Questa situazione, che porta con sé anche molte realtà negative, non ultima una progressiva distruzione dell’ambiente in cui si vive e una forsennata corsa verso una “virtualizzazione” del mondo e di tutti i rapporti interpersonali, ha generato e genera profondi mutamenti anche nella fissazione delle regole che presiedono o dovrebbero presiedere all’ordinato svolgimento delle relazioni tra Stati e tra individui.

Non è più possibile confidare in modo assoluto nelle leggi che promanano dagli organi legislativi dei vari parlamenti nazionali, in quanto molto spesso esse intervengono troppo tardi per regolare situazioni in continua evoluzione e difficilmente cristallizzabili in norme astratte; i giudici nazionali spesso si trovano in difficoltà a giudicare su fattispecie che, per effetto di una sempre più diffusa internazionalizzazione dei mercati, trovano il loro fondamento in principi e regole proprie di altri ordinamenti o sono espressione di prassi estremamente sofisticate e particolari.

In altre parole il diritto, la legge nella sua accezione tradizionale non è più sufficiente a regolare gli innumerevoli flussi interrelazionali, per cui è necessario trovare nuovi meccanismi in grado di dare affidabilità e certezza agli operatori e ai destinatari del nuovo e costante sviluppo mercatoriale senza, però, abbandonare il sistema degli accordi multilaterali che dovrebbero acquisire un’efficacia più diretta e pregnante tra i paesi che ne sono firmatari. Ciò al fine di evitare situazioni simili a quelle che hanno visto gli Stati Uniti recedere l’anno scorso dall’Accordo di Parigi sui mutamenti climatici.
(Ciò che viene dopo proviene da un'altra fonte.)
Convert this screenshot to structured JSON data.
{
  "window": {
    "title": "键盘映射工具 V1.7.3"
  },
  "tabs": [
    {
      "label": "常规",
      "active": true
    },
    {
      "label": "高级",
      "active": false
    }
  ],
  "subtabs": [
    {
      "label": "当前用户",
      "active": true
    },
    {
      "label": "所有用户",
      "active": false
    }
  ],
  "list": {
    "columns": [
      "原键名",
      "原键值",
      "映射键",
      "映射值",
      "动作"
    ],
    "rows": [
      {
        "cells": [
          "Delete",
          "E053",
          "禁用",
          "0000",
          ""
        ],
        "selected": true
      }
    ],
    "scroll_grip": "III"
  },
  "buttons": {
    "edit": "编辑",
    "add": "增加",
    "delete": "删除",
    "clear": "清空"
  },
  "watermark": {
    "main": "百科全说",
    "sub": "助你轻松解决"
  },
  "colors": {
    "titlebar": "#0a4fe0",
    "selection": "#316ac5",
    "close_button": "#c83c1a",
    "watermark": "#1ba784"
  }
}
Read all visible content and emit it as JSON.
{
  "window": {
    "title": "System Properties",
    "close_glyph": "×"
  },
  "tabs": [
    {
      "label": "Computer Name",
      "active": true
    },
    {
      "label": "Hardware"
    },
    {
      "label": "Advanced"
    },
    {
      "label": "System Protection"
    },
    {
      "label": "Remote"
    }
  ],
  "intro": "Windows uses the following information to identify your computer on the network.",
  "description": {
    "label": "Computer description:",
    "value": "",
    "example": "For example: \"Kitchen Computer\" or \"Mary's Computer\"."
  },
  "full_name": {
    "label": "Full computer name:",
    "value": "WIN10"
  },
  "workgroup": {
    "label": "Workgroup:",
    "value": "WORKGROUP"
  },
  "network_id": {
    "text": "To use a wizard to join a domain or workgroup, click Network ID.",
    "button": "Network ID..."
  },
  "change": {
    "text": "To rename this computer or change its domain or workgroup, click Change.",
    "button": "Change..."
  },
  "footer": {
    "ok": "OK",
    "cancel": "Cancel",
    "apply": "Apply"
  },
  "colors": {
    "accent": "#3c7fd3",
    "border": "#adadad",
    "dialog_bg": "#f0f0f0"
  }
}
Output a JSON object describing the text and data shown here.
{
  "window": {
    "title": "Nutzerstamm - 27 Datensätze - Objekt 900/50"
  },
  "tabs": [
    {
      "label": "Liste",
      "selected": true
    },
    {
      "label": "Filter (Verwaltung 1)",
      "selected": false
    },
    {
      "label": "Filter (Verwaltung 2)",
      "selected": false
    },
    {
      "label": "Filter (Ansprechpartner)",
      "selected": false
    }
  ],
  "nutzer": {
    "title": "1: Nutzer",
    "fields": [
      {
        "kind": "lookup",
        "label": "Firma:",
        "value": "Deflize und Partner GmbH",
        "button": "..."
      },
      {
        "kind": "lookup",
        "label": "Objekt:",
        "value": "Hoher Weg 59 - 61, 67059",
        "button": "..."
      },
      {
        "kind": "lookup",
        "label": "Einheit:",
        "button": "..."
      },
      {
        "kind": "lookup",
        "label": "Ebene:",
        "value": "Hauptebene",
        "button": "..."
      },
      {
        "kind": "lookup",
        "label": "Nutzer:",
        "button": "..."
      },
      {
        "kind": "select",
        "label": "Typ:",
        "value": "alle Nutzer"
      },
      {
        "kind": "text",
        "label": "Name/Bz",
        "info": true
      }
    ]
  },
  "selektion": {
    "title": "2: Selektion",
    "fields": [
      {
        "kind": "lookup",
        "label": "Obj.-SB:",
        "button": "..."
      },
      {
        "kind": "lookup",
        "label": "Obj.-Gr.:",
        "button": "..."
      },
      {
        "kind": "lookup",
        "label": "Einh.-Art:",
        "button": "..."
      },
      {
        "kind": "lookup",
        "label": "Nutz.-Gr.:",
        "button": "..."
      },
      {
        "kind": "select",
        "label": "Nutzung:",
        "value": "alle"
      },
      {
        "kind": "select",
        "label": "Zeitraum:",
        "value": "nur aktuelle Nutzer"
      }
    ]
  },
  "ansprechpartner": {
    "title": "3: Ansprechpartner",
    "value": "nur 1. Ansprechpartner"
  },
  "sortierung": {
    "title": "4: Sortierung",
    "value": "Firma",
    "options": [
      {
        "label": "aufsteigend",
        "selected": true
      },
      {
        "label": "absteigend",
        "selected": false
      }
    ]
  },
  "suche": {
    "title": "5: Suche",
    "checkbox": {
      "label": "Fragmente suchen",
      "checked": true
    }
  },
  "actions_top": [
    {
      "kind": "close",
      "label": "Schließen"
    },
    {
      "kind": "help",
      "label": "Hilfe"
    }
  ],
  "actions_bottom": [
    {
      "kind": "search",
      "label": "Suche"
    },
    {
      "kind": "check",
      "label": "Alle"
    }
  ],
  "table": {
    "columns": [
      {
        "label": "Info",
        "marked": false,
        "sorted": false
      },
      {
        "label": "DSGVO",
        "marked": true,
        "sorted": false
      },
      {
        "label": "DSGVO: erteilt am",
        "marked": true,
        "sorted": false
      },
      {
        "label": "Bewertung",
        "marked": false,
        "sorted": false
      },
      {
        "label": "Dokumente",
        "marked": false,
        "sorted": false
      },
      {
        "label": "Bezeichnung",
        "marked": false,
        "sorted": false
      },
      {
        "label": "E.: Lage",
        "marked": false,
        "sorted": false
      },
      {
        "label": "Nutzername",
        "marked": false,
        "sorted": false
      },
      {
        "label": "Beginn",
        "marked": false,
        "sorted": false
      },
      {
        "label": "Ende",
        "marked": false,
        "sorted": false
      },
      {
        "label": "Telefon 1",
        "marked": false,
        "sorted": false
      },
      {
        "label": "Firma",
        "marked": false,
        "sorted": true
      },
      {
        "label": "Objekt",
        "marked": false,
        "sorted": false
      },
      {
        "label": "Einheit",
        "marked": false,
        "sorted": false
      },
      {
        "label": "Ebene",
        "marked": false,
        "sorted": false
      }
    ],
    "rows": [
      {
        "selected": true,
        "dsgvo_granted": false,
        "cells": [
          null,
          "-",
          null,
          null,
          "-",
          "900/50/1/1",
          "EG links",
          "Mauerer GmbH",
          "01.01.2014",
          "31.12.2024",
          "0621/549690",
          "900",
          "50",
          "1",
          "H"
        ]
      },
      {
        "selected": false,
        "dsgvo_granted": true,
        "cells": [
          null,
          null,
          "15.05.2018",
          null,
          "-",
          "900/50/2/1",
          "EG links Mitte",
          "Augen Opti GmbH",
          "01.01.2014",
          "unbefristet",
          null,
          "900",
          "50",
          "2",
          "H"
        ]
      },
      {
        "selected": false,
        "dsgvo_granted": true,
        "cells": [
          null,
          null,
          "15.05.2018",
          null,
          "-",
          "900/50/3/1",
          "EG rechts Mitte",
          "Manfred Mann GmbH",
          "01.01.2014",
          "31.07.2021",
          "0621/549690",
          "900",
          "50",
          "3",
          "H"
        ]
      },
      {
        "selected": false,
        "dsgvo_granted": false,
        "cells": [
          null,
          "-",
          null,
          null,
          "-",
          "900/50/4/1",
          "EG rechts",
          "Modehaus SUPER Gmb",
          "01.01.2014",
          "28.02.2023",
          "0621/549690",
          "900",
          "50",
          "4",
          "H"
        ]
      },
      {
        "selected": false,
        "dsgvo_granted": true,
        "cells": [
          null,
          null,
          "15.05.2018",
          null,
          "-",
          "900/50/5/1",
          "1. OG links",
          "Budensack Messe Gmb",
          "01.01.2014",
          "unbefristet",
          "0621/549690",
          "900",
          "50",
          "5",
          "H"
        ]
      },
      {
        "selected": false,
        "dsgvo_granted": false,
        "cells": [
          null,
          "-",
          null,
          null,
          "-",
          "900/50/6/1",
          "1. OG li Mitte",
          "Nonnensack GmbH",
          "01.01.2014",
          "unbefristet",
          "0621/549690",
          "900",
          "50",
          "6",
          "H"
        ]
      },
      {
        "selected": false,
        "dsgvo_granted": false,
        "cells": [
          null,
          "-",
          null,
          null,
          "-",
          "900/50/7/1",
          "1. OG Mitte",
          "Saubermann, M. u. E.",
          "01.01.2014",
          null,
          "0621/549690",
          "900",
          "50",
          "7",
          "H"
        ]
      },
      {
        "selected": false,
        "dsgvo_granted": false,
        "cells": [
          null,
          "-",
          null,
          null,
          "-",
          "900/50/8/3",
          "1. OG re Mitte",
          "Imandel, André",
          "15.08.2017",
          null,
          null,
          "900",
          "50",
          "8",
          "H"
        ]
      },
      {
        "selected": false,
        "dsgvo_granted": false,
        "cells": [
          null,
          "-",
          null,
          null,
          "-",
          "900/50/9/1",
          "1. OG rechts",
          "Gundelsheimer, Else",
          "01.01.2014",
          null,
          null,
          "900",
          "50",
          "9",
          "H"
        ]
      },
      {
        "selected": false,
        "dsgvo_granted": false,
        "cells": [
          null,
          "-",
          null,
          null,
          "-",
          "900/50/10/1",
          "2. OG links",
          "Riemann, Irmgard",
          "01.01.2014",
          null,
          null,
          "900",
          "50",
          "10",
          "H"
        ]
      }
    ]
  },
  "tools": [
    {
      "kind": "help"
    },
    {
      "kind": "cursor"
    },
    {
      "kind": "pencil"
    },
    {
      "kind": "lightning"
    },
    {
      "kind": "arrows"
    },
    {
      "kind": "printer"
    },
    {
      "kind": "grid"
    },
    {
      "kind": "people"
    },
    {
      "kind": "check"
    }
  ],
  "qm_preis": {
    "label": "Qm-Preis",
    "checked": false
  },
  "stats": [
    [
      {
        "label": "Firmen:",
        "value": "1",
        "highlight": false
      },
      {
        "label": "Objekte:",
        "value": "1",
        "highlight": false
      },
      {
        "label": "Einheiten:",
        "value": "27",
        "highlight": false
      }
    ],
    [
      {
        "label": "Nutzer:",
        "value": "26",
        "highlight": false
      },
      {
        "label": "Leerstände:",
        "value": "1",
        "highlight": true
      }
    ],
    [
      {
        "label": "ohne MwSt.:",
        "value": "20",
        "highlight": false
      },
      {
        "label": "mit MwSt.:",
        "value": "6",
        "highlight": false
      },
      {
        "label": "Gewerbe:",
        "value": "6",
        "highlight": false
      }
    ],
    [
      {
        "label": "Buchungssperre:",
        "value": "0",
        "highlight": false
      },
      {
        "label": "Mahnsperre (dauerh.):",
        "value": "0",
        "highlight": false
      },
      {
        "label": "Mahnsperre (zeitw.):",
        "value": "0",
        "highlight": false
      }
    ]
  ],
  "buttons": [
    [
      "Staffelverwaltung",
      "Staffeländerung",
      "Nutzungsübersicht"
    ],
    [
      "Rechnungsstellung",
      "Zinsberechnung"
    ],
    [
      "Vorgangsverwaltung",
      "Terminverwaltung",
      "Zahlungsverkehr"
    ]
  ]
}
Di qui l’esigenza di un ordine giuridico che sappia essere fonte di certezza anche in presenza di eventi che alterano le condizioni di stabilità dei mercati in quanto dipendenti da situazioni geopolitiche conflittuali.

Il tema a questo punto è molto complesso ma diventa necessario capire se nella dinamica dei mercati internazionali le variabili politiche o meglio geopolitiche possano essere delle variabili indipendenti. Se così fosse ci troveremmo in un sistema economico internazionale del tutto impermeabile il che realizzerebbe, in un certo qual modo, l’utopia fichtiana dello Stato commerciale chiuso. Ma così non è e non può essere, e la prova viene dalla semplice considerazione di ciò che la realtà quotidiana ci offre continuamente."